Il timore per la propria sicurezza, per la possibile crescita dei tassi di criminalità, è un problema che si ripropone ciclicamente ogni volta che un paese si trova ad affrontare un "invasione" di masse povere in cerca di lavoro e fortuna. Il rapporto tra immigrazione e criminalità è un argomento che ha prodotto numerose analisi e discussioni in tutto il mondo, in particolar modo tra gli studiosi americani, i quali hanno iniziato a discutere del fenomeno già dalla grande migrazione della fine dell'ottocento. In Italia oggi la questione si ripropone e si caratterizza da una forte propensione dei cittadini a considerare l'immigrazione un problema di ordine pubblico.

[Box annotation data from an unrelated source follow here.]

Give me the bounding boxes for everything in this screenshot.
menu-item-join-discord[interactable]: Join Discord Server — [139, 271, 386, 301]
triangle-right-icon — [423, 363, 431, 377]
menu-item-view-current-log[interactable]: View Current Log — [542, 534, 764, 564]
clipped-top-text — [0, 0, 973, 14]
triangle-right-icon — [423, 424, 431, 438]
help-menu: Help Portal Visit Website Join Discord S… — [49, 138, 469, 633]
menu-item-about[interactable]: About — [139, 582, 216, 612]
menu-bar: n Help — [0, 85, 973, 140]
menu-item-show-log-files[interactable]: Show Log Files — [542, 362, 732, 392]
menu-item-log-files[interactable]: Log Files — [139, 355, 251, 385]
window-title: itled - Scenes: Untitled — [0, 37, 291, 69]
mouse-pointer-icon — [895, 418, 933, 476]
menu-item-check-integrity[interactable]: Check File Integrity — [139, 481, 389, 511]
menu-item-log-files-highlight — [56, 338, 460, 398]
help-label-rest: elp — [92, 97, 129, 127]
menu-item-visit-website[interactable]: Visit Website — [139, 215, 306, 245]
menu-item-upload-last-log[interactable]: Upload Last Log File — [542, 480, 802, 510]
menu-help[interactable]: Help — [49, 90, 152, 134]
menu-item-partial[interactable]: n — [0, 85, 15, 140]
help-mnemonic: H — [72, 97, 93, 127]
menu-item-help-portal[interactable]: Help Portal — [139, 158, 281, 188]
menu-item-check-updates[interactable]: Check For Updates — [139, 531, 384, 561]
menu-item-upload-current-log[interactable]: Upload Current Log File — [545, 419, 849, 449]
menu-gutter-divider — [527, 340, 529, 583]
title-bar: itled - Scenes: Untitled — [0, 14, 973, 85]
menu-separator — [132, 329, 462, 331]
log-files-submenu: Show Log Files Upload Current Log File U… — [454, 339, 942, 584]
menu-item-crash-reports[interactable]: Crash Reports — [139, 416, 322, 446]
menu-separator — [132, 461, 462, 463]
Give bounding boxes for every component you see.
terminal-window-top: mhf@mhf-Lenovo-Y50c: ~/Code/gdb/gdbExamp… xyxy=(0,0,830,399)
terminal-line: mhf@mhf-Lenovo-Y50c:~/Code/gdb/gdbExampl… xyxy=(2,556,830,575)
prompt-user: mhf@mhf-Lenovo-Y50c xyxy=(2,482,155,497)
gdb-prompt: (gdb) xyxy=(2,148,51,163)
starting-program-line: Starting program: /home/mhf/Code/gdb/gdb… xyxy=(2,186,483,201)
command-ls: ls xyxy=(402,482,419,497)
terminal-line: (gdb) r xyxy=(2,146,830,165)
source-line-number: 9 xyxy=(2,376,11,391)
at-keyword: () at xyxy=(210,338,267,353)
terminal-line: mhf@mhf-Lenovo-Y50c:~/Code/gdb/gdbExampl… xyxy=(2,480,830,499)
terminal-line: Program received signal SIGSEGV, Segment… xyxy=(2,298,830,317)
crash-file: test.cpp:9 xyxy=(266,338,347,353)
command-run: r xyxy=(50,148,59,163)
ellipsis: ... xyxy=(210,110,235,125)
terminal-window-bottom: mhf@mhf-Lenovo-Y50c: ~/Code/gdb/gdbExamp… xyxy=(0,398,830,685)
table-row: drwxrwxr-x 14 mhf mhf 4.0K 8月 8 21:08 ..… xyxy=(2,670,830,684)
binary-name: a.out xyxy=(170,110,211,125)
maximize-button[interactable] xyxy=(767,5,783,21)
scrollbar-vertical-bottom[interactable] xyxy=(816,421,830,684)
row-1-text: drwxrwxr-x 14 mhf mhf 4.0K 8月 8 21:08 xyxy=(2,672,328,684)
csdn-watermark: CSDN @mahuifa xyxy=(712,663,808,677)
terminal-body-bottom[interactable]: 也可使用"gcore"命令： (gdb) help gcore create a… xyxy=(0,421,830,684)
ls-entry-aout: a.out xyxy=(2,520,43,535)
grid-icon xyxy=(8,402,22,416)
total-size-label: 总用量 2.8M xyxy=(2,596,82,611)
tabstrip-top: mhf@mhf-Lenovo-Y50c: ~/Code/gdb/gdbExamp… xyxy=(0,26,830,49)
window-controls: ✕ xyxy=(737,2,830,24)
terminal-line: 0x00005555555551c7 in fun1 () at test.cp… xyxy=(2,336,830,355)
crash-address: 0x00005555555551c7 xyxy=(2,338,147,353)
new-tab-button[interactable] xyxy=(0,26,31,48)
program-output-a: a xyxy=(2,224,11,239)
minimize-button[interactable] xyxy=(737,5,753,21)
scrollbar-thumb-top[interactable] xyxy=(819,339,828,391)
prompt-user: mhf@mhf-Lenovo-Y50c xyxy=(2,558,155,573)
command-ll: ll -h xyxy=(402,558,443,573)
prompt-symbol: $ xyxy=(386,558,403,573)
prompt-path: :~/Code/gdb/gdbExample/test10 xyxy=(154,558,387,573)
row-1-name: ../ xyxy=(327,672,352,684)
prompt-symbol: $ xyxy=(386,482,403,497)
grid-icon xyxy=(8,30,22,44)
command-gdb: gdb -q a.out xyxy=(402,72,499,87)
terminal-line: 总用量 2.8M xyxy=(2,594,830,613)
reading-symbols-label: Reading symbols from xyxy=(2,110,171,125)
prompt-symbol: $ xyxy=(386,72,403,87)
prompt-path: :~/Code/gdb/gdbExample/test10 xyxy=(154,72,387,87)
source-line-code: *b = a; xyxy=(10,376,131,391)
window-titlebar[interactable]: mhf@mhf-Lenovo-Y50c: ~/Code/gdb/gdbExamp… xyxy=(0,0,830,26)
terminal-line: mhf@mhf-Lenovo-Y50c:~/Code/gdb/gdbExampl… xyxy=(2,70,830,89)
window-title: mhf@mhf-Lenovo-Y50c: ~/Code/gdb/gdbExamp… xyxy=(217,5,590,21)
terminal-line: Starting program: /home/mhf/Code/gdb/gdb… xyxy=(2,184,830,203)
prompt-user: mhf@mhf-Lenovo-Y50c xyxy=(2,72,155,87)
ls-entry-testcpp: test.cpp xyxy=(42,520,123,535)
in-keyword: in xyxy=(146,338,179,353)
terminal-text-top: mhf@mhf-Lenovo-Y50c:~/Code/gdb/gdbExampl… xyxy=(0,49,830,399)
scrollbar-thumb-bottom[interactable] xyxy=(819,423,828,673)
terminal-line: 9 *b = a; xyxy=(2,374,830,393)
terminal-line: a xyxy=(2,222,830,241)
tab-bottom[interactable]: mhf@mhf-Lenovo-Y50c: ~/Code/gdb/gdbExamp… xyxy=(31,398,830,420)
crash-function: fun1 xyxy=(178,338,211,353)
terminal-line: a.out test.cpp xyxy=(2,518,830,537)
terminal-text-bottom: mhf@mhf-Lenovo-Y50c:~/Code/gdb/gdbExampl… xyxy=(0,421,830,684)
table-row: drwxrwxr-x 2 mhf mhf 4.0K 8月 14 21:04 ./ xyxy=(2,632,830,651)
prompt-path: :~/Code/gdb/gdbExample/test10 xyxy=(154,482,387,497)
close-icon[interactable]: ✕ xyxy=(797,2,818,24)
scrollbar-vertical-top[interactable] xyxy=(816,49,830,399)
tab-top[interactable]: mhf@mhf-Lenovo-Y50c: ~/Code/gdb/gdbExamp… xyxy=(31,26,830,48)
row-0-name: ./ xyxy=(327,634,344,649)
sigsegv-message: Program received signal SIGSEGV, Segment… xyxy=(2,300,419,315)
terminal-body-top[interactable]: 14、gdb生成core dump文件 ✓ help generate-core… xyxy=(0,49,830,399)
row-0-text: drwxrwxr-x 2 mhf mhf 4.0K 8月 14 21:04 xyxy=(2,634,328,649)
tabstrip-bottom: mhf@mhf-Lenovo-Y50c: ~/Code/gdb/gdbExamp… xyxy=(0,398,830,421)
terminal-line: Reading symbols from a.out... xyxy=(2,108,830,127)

In primo luogo, la crescita dell'allarme sociale è ovunque correlata alle preoccupazioni nei confronti dei reati di microcriminalità o criminalità diffusa, quindi di illeciti che, pur non avendo un valore economico elevato, colpiscono direttamente la persona (come gli scippi, le rapine e gli furti in appartamento. In secondo luogo, la preoccupazione è forte soprattutto nei confronti di determinate categorie sociali ( per es. i nomadi e i delinquenti comuni). Inoltre, la domanda di sicurezza si connota per il suo carattere territoriale, per cui il livello di allarme è diverso da contesto a contesto.
Secondo un'indagine effettuata dal Censis nel 20001, gli intervistati affermavano che il problema principale della propria zona di residenza è la delinquenza comune, segnalata dal 37,1% del campione; più importante della disoccupazione (36,4%), del traffico urbano (27,3%), della droga (24,8%), dell'immigrazione extracomunitaria (21,9%) e della carenza di servizi sociosanitari (21,4%).
Uno dei motivi che hanno portato l'opinione pubblica a vedere e sentire l'immigrazione come portatrice di criminalità e la maggior visibilità della criminalità straniera. In Italia la stessa delega che succede col lavoro, i lavori meno retribuiti e più pericolosi vengono lasciati agli immigrati, è successo anche con la microcriminalità la quale viene abbandonata dagli italiani e lasciata ai clandestini. La microcriminalità, infatti, è l'elemento che sembra incidere maggiormente nella domanda di sicurezza dei cittadini, il fenomeno che più viene percepito come indice del degrado urbano. Lo spaccio di droga al dettaglio nelle strade, la prostituzione, i borseggi, tutti crimini che aumentano l'idea che le città siano diventate meno sicure e che il problema sia l'immigrato.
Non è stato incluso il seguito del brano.